HabluminAllah itu adalah kata dalam bahasa arab yang artinya berhubungan dengan Allah. Sedangkan habluminannas itu sendiri artinya berhubungan dengan manusia. Setelah saya pikir-pikir, kalimat ini memang benar. Bagaimana cara pandang setiap manusia, yang memang Allah menciptakan untuk mereka akal supaya bisa berpikir. Namun, terkadang memang dari pemikiran yang berbeda seperti ini malah menimbulkan perpecahan sendiri. Istilahnya semacam perbedaan pendapat antar sesama. Ini wajar memingat antar sesama merupakan individu yang berbeda-beda.

Saya mempunyai seorang sahabat.

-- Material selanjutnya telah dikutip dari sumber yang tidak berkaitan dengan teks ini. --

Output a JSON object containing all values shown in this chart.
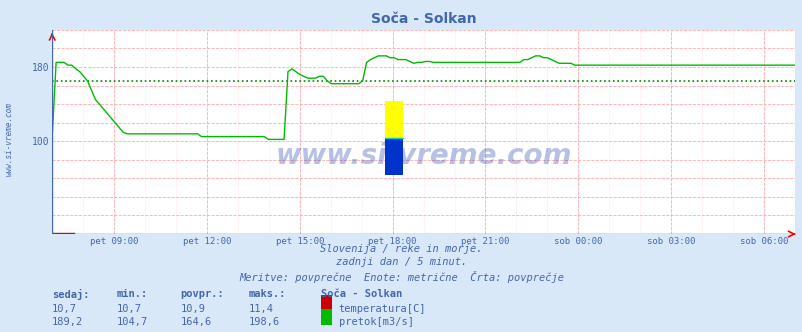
{
  "title": "Soča - Solkan",
  "bg_color": "#d8e8f8",
  "plot_bg_color": "#ffffff",
  "grid_color_major": "#ffaaaa",
  "text_color": "#4466aa",
  "x_labels": [
    "pet 09:00",
    "pet 12:00",
    "pet 15:00",
    "pet 18:00",
    "pet 21:00",
    "sob 00:00",
    "sob 03:00",
    "sob 06:00"
  ],
  "x_ticks_norm": [
    0.0833,
    0.2083,
    0.3333,
    0.4583,
    0.5833,
    0.7083,
    0.8333,
    0.9583
  ],
  "y_min": 0,
  "y_max": 220,
  "y_ticks": [
    100,
    180
  ],
  "avg_line_value": 164.6,
  "avg_line_color": "#008800",
  "flow_color": "#00bb00",
  "temp_color": "#cc0000",
  "watermark": "www.si-vreme.com",
  "sub_text1": "Slovenija / reke in morje.",
  "sub_text2": "zadnji dan / 5 minut.",
  "sub_text3": "Meritve: povprečne  Enote: metrične  Črta: povprečje",
  "legend_title": "Soča - Solkan",
  "legend_items": [
    {
      "label": "temperatura[C]",
      "color": "#cc0000"
    },
    {
      "label": "pretok[m3/s]",
      "color": "#00bb00"
    }
  ],
  "table_headers": [
    "sedaj:",
    "min.:",
    "povpr.:",
    "maks.:"
  ],
  "table_temp": [
    "10,7",
    "10,7",
    "10,9",
    "11,4"
  ],
  "table_flow": [
    "189,2",
    "104,7",
    "164,6",
    "198,6"
  ],
  "flow_data": [
    105,
    185,
    185,
    185,
    182,
    182,
    178,
    175,
    170,
    165,
    155,
    145,
    140,
    135,
    130,
    125,
    120,
    115,
    110,
    108,
    108,
    108,
    108,
    108,
    108,
    108,
    108,
    108,
    108,
    108,
    108,
    108,
    108,
    108,
    108,
    108,
    108,
    108,
    105,
    105,
    105,
    105,
    105,
    105,
    105,
    105,
    105,
    105,
    105,
    105,
    105,
    105,
    105,
    105,
    105,
    102,
    102,
    102,
    102,
    102,
    175,
    178,
    175,
    172,
    170,
    168,
    168,
    168,
    170,
    170,
    165,
    162,
    162,
    162,
    162,
    162,
    162,
    162,
    162,
    165,
    185,
    188,
    190,
    192,
    192,
    192,
    190,
    190,
    188,
    188,
    188,
    186,
    184,
    185,
    185,
    186,
    186,
    185,
    185,
    185,
    185,
    185,
    185,
    185,
    185,
    185,
    185,
    185,
    185,
    185,
    185,
    185,
    185,
    185,
    185,
    185,
    185,
    185,
    185,
    185,
    188,
    188,
    190,
    192,
    192,
    190,
    190,
    188,
    186,
    184,
    184,
    184,
    184,
    182,
    182,
    182,
    182,
    182,
    182,
    182,
    182,
    182,
    182,
    182,
    182,
    182,
    182,
    182,
    182,
    182,
    182,
    182,
    182,
    182,
    182,
    182,
    182,
    182,
    182,
    182,
    182,
    182,
    182,
    182,
    182,
    182,
    182,
    182,
    182,
    182,
    182,
    182,
    182,
    182,
    182,
    182,
    182,
    182,
    182,
    182,
    182,
    182,
    182,
    182,
    182,
    182,
    182,
    182,
    182,
    182
  ]
}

Dan memang dulu saya sempat dekat sekali dengannya sampai-sampai kedekatan kami ini tercium oleh murid-murid satu sekolah. Karena memang saking seringnya kami bersama. Entahlah apa yang terjadi. Hingga lambat laun ketika sahabat saya ini pelan-pelan menjauhi saya. Kebingungan pun menjalari hati saya. Mengapa ia tiba-tiba berubah sikap seperti ini. Sebagai sahabat, saya merasa ada yang tidak beres. Dan memang benar. Meskipun saya sempat kebingungan apa alasan sahabat saya ini meninggalkan saya. Itu karena pemikirannya sendiri. Saya memang merasa kecewa. Tapi saya juga tidak banyak menuntut berlebihan. Karena kita memiliki pikiran masing-masing.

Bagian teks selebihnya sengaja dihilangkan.